Russia will benefit neither politically nor economically from the war in the Middle East, Krutichin said. A significant rise in oil prices would have translated into greater earnings for Russia. But this is not the case. On the contrary, Krutichin said. Prices are temporarily falling because none of the oil-producing countries are prepared to go to war in support of the Palestinians, the expert told DW.
A controversial visit by a Hamas delegation to Moscow a few days ago, which drew fierce criticism from Israel, will have no significant impact on bringing peace to the region, Pachalyuk said. The primary goal of the meeting was to free Russian hostages, he added.

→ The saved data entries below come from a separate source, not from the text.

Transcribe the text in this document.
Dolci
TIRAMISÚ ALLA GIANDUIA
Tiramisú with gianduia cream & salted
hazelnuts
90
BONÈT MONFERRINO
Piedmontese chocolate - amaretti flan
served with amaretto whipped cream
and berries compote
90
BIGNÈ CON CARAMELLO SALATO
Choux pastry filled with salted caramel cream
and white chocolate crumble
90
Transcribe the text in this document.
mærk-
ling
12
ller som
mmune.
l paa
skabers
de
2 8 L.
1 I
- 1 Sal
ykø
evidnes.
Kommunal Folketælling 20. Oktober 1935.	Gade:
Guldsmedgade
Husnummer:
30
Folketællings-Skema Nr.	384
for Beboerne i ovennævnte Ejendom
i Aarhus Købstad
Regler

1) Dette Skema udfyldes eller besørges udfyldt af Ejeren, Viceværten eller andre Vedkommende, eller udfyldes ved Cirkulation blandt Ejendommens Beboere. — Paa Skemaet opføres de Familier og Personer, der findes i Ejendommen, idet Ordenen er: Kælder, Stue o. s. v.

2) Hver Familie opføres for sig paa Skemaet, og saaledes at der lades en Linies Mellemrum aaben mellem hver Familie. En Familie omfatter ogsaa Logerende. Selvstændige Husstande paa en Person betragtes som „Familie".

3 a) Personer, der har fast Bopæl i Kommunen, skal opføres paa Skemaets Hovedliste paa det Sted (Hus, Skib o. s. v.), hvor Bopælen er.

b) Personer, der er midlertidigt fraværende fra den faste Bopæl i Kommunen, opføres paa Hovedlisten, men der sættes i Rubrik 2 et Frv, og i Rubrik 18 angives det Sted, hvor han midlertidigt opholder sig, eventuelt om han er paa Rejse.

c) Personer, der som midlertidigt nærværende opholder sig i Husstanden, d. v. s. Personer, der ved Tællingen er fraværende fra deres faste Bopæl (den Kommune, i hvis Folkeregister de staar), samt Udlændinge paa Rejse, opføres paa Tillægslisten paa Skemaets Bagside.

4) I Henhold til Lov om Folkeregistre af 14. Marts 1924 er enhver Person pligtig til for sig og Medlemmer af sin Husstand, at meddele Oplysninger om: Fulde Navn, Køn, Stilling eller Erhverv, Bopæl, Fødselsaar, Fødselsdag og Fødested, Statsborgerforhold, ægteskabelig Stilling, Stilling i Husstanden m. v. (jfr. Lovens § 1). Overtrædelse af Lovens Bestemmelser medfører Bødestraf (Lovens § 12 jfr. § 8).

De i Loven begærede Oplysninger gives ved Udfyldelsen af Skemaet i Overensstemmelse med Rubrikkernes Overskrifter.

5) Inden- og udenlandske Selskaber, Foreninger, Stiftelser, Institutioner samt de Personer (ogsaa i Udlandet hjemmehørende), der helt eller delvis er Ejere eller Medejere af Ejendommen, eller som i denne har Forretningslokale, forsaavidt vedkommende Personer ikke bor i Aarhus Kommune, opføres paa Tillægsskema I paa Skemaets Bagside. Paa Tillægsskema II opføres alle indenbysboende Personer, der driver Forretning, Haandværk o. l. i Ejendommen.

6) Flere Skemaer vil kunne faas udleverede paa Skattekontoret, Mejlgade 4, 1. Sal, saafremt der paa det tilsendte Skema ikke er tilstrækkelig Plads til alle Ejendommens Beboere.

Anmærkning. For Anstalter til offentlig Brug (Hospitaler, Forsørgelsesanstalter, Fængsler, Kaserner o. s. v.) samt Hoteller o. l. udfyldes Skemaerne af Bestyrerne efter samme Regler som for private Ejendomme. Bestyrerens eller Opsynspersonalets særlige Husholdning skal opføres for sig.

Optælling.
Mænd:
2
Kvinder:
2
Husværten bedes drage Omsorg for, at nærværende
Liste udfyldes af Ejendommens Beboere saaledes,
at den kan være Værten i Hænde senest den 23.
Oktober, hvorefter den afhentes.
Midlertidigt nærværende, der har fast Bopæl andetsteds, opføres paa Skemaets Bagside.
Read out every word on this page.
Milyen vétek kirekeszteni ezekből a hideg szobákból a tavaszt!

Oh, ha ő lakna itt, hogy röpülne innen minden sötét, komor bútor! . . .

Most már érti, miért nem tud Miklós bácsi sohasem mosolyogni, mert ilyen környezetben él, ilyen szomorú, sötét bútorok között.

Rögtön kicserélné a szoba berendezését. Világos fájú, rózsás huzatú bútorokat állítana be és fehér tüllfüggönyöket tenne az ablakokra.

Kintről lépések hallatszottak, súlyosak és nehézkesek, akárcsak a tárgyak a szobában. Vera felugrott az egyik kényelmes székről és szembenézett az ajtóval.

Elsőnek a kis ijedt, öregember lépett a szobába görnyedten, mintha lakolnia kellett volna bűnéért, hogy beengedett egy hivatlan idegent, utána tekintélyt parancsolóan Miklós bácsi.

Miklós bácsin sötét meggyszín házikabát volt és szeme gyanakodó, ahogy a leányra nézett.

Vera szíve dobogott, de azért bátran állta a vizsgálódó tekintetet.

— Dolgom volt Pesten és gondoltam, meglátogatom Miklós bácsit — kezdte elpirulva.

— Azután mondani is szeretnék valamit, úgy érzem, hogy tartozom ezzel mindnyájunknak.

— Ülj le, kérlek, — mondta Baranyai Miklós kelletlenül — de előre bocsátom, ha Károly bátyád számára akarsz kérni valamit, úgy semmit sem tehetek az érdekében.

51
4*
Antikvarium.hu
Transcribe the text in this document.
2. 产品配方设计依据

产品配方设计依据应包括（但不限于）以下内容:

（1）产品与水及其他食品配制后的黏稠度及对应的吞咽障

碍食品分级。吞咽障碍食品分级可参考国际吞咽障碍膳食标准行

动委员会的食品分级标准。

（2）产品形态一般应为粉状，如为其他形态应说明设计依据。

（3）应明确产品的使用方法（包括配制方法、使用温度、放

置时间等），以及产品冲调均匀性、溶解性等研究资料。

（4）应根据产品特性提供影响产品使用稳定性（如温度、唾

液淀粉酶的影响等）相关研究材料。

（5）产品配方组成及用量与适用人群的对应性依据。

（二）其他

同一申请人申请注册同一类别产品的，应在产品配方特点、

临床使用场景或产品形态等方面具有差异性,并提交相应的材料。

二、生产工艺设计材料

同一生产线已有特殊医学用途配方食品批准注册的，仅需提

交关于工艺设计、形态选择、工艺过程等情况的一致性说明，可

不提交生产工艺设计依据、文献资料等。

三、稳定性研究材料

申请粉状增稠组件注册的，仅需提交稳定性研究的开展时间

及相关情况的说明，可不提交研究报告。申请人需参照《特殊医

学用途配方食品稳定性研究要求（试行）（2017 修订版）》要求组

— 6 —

Whether Russia can actually do anything to help free the hostages, however, is questionable, according to Suleymanov. Doing so would necessitate negotiating with other actors, he said.
Russia's contacts with Hamas actually serve quite different goals, Suleymanov said. "The most important thing, I think, is that [Russian President Vladimir] Putin feels personally offended by [Israeli Prime Minister] Benjamin Netanyahu. Netanyahu was considered Putin's friend, he often visited Moscow," the analyst told DW.
Putin had hoped Netanyahu would support him in the war against Ukraine, Suleymanov said. But Israel did not side with Russia, and Putin has not forgiven Netanyahu for this, Suleymanov said. Russian state propaganda, he added, reflects this, with television talk practically gloating about the Middle East war. "Putin apparently wants to send a message that if you [Israel] behave like this, we will make a point of deepening our relations with your arch-enemy Iran, and with Iran's Middle East proxy, Hamas."
This attitude, however, could hurt Russia's standing in Israel, said Pachalyuk. "Undoubtedly, this [behavior] irritates Israelis," the Israel-based analyst told DW. "I want to reiterate that almost a third of the population here in Israel speaks Russian, and more or less immigrated from Russia, or had ties to Russia." Quite a few Russian-speaking Israelis were supportive of Russia even after the Ukraine war began, he said, but are now "growing seriously concerned."